Key to that will be models for demonstrating outcomes to both new and existing investors. Hans Biemans, head of sustainability, markets at Rabobank in Utrecht says that impact reports such as ICO’s will be central to creating that framework. 

“There will be a lot more importance placed on impact reporting but it is quite sophisticated and most investors are not yet able to use the model with their investment policies,” says Biemans. “But more mainstream investors will develop these lists [of impact themes they want to invest in], that will mark the next phase of the market.”

SRI 8.2

For issuers though, the benefits are less clear. Especially for issuers unlike ICO, which do not operate on an explicit social basis.
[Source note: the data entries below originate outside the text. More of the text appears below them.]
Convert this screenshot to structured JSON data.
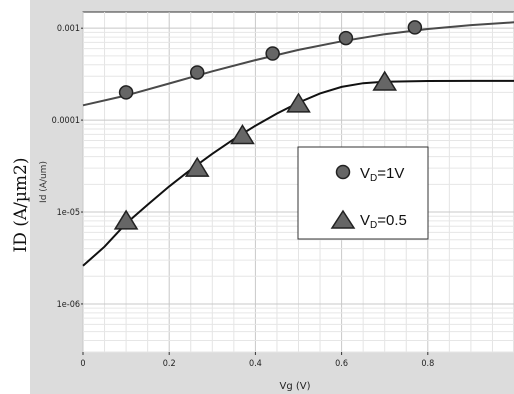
{
  "chart_data": {
    "type": "scatter",
    "title": "",
    "outer_ylabel": "ID (A/µm2)",
    "inner_ylabel": "Id (A/um)",
    "xlabel": "Vg (V)",
    "xlim": [
      0,
      1.0
    ],
    "ylim": [
      3e-07,
      0.0015
    ],
    "y_scale": "log",
    "x_ticks": [
      "0",
      "0.2",
      "0.4",
      "0.6",
      "0.8"
    ],
    "x_tick_values": [
      0,
      0.2,
      0.4,
      0.6,
      0.8
    ],
    "y_ticks": [
      "1e-06",
      "1e-05",
      "0.0001",
      "0.001"
    ],
    "y_tick_values": [
      1e-06,
      1e-05,
      0.0001,
      0.001
    ],
    "grid": true,
    "legend_position": "center-right",
    "colors": {
      "background": "#dcdcdc",
      "plot_bg": "#ffffff",
      "curve": "#3a3a3a",
      "marker": "#666666",
      "marker_edge": "#222222"
    },
    "series": [
      {
        "name": "V",
        "name_sub": "D",
        "name_suffix": "=1V",
        "marker": "circle",
        "points": [
          {
            "x": 0.1,
            "y": 0.0002
          },
          {
            "x": 0.265,
            "y": 0.00033
          },
          {
            "x": 0.44,
            "y": 0.00053
          },
          {
            "x": 0.61,
            "y": 0.00078
          },
          {
            "x": 0.77,
            "y": 0.00102
          }
        ],
        "curve": [
          {
            "x": 0.0,
            "y": 0.000145
          },
          {
            "x": 0.1,
            "y": 0.000185
          },
          {
            "x": 0.2,
            "y": 0.00025
          },
          {
            "x": 0.3,
            "y": 0.00034
          },
          {
            "x": 0.4,
            "y": 0.00045
          },
          {
            "x": 0.5,
            "y": 0.00058
          },
          {
            "x": 0.6,
            "y": 0.00072
          },
          {
            "x": 0.7,
            "y": 0.00086
          },
          {
            "x": 0.8,
            "y": 0.00098
          },
          {
            "x": 0.9,
            "y": 0.00108
          },
          {
            "x": 1.0,
            "y": 0.00116
          }
        ]
      },
      {
        "name": "V",
        "name_sub": "D",
        "name_suffix": "=0.5",
        "marker": "triangle",
        "points": [
          {
            "x": 0.1,
            "y": 8e-06
          },
          {
            "x": 0.265,
            "y": 3e-05
          },
          {
            "x": 0.37,
            "y": 6.8e-05
          },
          {
            "x": 0.5,
            "y": 0.00015
          },
          {
            "x": 0.7,
            "y": 0.00026
          }
        ],
        "curve": [
          {
            "x": 0.0,
            "y": 2.6e-06
          },
          {
            "x": 0.05,
            "y": 4.2e-06
          },
          {
            "x": 0.1,
            "y": 7.5e-06
          },
          {
            "x": 0.15,
            "y": 1.2e-05
          },
          {
            "x": 0.2,
            "y": 1.9e-05
          },
          {
            "x": 0.25,
            "y": 2.9e-05
          },
          {
            "x": 0.3,
            "y": 4.3e-05
          },
          {
            "x": 0.35,
            "y": 6.2e-05
          },
          {
            "x": 0.4,
            "y": 8.7e-05
          },
          {
            "x": 0.45,
            "y": 0.000118
          },
          {
            "x": 0.5,
            "y": 0.000155
          },
          {
            "x": 0.55,
            "y": 0.000195
          },
          {
            "x": 0.6,
            "y": 0.00023
          },
          {
            "x": 0.65,
            "y": 0.000252
          },
          {
            "x": 0.7,
            "y": 0.000262
          },
          {
            "x": 0.8,
            "y": 0.000266
          },
          {
            "x": 0.9,
            "y": 0.000267
          },
          {
            "x": 1.0,
            "y": 0.000267
          }
        ]
      }
    ]
  }
}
Considering the six to eight weeks extra work required to prepare a social bond instead of a straight bond, the main benefit for using the product still seems to be good marketing.

“For the foreseeable future, social bonds will be driven by much the same considerations as green bonds — there is no clear and consistent funding benefit, but issuers nevertheless see the value of having a platform to present their sustainability practices,” says Stephanie Sfakianos, head of sustainable capital markets at BNP Paribas in London. “But there are potentially some regulatory drivers coming down the track that will enhance issuer’s requirements to disclose non-financial information such as the European Directive for Disclosure of Non-Financial Information and this should provide incentives.”

While increasing supply may take time, when social bonds do come to market, investors will ready and willing to assess the product.

“It is less because pension funds have a new-found fiduciary mandate to make social investments and more because we now actually have products to channel that demand,” says Ross. “Social investment is supply driven, we now have the products that can pre-empt future costs for investors, issuers and society.”